I Have A Rival Seal A Meal That Works Good And Was Cheep. I Got It From Sportsmans Wearhouse Mailorder Co. About A Year Ogo And Had A Blast Sealing All Kinds Of Stuff. Frozen Foods, Guns , Hunting Cloths, Socks , Fishing Stuff,and Even Old Autographed Baseballs!! I Ran Out Of Bags So Im Going To Wallyworld To See If I Can Get Some More.


----------



## Heathen (Nov 10, 2004)

With the the Foodsaver I've got it doesn't matter if there is liquid or not it seals great every time. This may be the reason of the price difference especially if the Foodsaver is twice the cost of the Black and Decker.

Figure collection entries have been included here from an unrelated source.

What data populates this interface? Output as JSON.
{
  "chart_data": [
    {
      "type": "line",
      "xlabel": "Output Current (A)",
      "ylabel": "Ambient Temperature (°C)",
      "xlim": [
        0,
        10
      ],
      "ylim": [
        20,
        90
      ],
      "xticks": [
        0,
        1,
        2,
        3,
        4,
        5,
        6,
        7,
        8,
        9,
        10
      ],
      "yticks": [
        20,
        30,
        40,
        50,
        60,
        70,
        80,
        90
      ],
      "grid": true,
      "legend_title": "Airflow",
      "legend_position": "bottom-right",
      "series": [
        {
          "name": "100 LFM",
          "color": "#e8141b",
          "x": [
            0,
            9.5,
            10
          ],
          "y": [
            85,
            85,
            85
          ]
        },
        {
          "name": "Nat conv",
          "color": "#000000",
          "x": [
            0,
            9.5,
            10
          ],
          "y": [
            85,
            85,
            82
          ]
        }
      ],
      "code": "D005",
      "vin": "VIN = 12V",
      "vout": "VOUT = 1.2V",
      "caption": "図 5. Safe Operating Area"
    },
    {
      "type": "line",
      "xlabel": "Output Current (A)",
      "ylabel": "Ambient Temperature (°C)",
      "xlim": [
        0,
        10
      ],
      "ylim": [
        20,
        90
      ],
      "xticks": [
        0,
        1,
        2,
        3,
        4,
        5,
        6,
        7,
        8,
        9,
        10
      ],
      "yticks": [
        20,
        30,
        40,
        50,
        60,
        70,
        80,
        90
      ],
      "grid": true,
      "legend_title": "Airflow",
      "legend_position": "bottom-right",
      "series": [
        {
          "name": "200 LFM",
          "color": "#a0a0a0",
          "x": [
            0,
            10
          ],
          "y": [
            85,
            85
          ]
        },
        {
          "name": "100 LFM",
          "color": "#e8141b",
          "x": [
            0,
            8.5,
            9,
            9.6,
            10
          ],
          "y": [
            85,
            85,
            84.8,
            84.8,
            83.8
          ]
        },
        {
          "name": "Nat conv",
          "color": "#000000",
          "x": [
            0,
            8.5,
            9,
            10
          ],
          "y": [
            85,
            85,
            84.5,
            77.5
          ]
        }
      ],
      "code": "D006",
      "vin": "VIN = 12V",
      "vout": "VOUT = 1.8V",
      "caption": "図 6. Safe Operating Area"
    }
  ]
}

You know the old saying "You Get What You Pay For".  :


----------



## Predator56 (Nov 10, 2004)

wheres the cheapest place to buy the bags??


----------



## tknight (Nov 10, 2004)

Food saver here, works great!


----------



## Beehaw (Nov 13, 2004)

Heathen said:
			
		

> With the the Foodsaver I've got it doesn't matter if there is liquid or not it seals great every time. This may be the reason of the price difference especially if the Foodsaver is twice the cost of the Black and Decker. You know the old saying "You Get What You Pay For".  :



I took the Foddsaver and Black & Decker "apart" in the store and could find no difference in the way they were made, or the way they worked.  The bags will still seal, but the vacuum is much better if there is less liquid present.


----------



## Heathen (Nov 14, 2004)

Beehaw, your telling me you actually took both machines apart in the store? Sorry, I find that hard to believe , did you use both of them in the store as well? Is that where you determined that they are exactully the same unit with the only difference being their  name and one is twice as expensive. If thats the case I'm sure those Foodsaver people will be out of buisiness in no time.


----------